The Iowa Review

The Light of God: America’s Pastime in the Age of Drone Warfare

- Joshua wheeler

At the elbow of Highway 54, where the road bends back toward Jornada del Muerto, there we are, just before it veers north and climbs from the Tularosa Basin, just before the straight shot of asphalt between the dark green stretch of Lincoln Forest and the big pure splotch of White Sands, there we are at the ballpark at the southernmo­st elbow of Highway 54, just before it rips straight to the Valley of Fires, the hardened guts of the earth coughed up all molten five thousand years ago, cooled to black and stuck midflow like the shadow of a mighty bird hovering, covering the sun, a dark scar across the underbelly of New Mexico, a mean streak grinning toward Trinity where they discovered destroying whole worlds by cracking atoms, radiated sand still glowing green just north of where we are, me and Pops eating hot dogs, holding our hearts and standing atop flimsy aluminum bleachers for The Star-spangled Banner blaring from a stereo in the press box which is a closet above the garage where they sell beer at the ballpark in Alamogordo—my home sweet home. Can’t you see that American flag, popping in the wind? My god, look at that sunset. Take 54 south and there’s a porn shop and the very tip of the spout of Texas and then there’s Juarez, where 11,202 people have been murdered in six years.
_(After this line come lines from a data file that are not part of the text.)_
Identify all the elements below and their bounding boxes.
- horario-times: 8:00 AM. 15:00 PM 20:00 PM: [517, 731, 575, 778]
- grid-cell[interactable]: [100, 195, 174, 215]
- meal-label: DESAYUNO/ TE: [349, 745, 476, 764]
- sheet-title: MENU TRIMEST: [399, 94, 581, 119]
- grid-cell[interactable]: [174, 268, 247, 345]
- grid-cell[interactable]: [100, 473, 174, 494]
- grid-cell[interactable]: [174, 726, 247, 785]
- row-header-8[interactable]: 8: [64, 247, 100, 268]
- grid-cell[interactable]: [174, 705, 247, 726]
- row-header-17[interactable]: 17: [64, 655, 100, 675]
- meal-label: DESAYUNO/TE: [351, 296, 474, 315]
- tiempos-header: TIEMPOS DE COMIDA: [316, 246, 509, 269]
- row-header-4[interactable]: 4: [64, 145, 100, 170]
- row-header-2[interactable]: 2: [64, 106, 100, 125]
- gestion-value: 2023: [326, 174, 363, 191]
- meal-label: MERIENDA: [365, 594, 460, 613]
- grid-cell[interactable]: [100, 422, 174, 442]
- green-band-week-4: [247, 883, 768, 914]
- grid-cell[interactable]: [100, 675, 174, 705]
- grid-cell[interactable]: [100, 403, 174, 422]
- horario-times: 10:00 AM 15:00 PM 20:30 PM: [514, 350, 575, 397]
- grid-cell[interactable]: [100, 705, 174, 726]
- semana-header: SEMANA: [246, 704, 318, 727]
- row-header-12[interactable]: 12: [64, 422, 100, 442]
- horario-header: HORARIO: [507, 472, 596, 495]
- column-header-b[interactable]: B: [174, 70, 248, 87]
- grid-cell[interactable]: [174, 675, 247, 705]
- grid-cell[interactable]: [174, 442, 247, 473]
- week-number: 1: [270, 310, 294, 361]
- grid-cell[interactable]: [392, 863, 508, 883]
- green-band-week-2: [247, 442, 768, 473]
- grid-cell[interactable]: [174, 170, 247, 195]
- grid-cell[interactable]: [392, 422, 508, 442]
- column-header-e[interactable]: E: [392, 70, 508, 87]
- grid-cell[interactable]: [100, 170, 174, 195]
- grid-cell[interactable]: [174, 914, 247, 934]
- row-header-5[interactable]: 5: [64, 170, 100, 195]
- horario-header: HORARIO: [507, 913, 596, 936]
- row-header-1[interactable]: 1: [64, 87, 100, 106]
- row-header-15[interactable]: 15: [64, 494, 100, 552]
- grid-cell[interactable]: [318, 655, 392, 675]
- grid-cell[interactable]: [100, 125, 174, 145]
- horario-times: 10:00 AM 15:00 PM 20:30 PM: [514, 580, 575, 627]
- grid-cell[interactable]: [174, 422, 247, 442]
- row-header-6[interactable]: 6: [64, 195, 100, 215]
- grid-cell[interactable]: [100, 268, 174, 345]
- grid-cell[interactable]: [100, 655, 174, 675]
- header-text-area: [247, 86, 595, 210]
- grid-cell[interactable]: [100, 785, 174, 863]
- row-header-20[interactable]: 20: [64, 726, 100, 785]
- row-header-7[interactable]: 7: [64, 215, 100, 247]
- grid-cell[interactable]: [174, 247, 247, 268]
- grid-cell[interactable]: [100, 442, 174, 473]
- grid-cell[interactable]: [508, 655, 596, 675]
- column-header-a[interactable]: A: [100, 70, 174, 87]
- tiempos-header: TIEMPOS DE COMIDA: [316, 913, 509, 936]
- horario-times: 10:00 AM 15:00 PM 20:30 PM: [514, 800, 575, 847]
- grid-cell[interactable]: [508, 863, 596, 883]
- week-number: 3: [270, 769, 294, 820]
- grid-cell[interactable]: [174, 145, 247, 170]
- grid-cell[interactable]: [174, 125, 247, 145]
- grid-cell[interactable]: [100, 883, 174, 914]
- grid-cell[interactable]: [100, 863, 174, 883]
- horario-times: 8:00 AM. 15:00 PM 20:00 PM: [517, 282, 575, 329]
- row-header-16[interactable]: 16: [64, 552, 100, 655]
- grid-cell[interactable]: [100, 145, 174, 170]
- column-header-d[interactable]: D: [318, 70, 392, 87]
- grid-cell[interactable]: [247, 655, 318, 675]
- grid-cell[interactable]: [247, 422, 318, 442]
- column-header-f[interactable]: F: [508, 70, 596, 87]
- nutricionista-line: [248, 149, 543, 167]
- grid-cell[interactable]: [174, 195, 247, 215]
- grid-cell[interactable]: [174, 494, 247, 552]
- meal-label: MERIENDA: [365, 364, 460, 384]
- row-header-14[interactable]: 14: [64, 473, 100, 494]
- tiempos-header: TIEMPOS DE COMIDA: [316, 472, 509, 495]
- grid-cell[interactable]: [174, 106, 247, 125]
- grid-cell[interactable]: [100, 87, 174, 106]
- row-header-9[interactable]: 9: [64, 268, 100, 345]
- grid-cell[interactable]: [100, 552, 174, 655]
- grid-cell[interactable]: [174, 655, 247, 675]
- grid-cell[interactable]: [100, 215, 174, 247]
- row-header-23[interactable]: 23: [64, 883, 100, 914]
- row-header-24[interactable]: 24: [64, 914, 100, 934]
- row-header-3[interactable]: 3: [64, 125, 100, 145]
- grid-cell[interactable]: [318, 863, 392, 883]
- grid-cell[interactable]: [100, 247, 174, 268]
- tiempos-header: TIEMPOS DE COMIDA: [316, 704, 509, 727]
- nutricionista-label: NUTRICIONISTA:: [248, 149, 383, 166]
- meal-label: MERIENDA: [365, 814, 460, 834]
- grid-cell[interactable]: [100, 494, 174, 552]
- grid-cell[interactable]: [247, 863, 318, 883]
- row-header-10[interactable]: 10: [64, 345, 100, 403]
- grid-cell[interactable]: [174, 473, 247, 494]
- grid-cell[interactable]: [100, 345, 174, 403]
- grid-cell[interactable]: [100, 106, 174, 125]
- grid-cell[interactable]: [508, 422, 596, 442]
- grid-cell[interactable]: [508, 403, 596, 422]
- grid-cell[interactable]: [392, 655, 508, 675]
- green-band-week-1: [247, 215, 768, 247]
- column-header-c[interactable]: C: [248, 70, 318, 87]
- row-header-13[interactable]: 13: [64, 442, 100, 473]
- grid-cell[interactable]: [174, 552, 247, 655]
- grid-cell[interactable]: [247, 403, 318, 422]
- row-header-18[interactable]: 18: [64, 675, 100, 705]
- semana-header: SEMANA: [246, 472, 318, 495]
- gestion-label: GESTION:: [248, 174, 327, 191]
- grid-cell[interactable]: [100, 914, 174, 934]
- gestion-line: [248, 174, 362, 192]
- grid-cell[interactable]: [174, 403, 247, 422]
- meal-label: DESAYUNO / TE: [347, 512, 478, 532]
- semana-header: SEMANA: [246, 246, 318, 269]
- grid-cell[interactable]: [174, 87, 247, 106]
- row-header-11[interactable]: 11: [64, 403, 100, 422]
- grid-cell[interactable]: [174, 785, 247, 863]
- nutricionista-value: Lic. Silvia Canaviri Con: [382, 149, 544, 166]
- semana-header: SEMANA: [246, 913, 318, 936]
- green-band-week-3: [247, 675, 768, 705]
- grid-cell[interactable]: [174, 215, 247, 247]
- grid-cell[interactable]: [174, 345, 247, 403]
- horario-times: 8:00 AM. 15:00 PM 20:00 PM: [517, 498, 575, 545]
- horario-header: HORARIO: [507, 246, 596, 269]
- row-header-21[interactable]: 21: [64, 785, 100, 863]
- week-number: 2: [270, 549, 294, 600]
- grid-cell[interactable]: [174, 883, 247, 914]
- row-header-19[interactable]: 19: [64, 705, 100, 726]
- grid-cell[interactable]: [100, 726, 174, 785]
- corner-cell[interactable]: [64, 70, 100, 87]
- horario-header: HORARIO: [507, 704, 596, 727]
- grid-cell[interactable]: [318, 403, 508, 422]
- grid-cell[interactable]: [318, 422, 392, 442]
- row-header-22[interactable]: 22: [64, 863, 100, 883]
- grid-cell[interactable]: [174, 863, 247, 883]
There are maybe seventy fans here at the height of summer in 2012, all milling around, not exactly excited because the heat is a drag and because this is only the Pecos League of semi-pro baseball clubs. But there is minor anticipati­on; this is a rivalry game—white Sands Pupfish vs. Roswell Invaders. Tickets were six bucks. The players get two hundred a month if they get paid at all. The beer is three bucks, except when the cleanup batter strikes out; then it’s two for the rest of the inning. Pops is keen to retire after thirty years as a public school administra­tor, tired of dealing with guns like never before, tired of education reduced to standardiz­ed tests, tired of his cartoon ties and the click of his cowboy boots on the asbestos tile up and down the halls of Heights Elementary— Where Everyone Is a Winner— just tired. I worry he will drown in his LA-Z Boy and so we start here with plans to go north and see all the baseball we can, trying to remember why we care to be alive and American.